Polish actor and theatre director (1950–2011)

Krzysztof Marek Kolberger (13 August 1950 – 7 January 2011) a Polish actor and theatre director. His father's surname was changed from Kohlberger in the 1950s. He had daughter, actress Julia Kolberger, with Anna Romantowska.

== Life and career ==
Krzysztof Kolberger studied at Warsaw Academy of Dramatic Arts (PWST) and graduated in 1972. He débuted at the Theatre of Silesia. After a period, he was involved in the Upper Silesian National Theatre in Warsaw (Teatr Narodowy w Warszawie), where he starred in such plays as Dziady (Forefathers' Eve), Wacława dzieje (The History of Wenceslas) and Wesele (The Wedding).

He directed a version of Krakowiacy i górale at the Wrocław Opera House, (which then became known as the Teatr Wielki w Poznaniu or 'Grand Theatre in Poznan'), Nędza uszczęśliwiona (The Happy Misery) (also at the Grand Theatre in Poznan), "Żołnierz królowej Madagaskaru (Soldier's Queen of Madagascar) (at the Szczecin Opera) and Królewna Śnieżka i siedmiu krasnoludków (Snow White and the Seven Dwarfs).

On 7 April 2005, the eve of the Funeral of John Paul II, Kolberger read the Pope's testament on TVN Television.
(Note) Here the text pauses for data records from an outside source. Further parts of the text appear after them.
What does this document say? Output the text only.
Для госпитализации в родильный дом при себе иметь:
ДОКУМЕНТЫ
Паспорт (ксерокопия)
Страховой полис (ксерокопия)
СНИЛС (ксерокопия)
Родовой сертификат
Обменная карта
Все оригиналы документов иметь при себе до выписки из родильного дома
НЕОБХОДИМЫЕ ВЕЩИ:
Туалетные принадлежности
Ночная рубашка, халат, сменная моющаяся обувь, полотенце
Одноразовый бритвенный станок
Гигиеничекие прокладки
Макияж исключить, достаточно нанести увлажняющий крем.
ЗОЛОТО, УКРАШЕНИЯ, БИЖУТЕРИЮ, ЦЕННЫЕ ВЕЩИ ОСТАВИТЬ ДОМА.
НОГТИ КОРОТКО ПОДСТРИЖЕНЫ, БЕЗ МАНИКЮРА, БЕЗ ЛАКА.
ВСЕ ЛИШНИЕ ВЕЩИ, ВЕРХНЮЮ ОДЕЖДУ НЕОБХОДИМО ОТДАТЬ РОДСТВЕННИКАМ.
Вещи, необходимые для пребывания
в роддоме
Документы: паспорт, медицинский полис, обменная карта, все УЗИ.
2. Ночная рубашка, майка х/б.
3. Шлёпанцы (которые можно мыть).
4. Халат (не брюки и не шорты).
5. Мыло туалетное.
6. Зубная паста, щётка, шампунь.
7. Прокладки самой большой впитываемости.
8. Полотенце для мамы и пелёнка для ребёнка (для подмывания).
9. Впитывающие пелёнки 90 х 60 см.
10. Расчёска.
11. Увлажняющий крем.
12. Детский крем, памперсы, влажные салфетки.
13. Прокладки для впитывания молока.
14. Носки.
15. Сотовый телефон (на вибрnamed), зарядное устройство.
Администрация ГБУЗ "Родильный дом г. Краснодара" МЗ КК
He was also the narrator and soloist alongside Krystyna Tkacz, Beata Rybotycka and Krzysztof Gosztyła in Msza Polskiej (Polish Mass).

He was one of the heroes of the book Odnaleźć dobro (Finding the Good) (by author Marzanna Graff-Oszczepalińska) in which he told in the form of a memoir about his personal encounter with the true good which is present in man.

== Latter years and death ==

Krzysztof Kolberger had for many years suffered from renal cell carcinoma. He was an honorary president of the Stowarzyszenie Chorych na Raka Nerki (Kidney Cancer Association). He underwent surgery twice, which he said in a significant way had changed his approach to life and his career, including the way he acted on stage and the way he directed. This was stated in a book-interview published in 2007 entitled Przypadek nie-przypadek. Rozmowa między wierszami księdza Jana Twardowskiego (Fri: "The case of non-coincidence. Conversation between the lines of Father Jan Twardowski").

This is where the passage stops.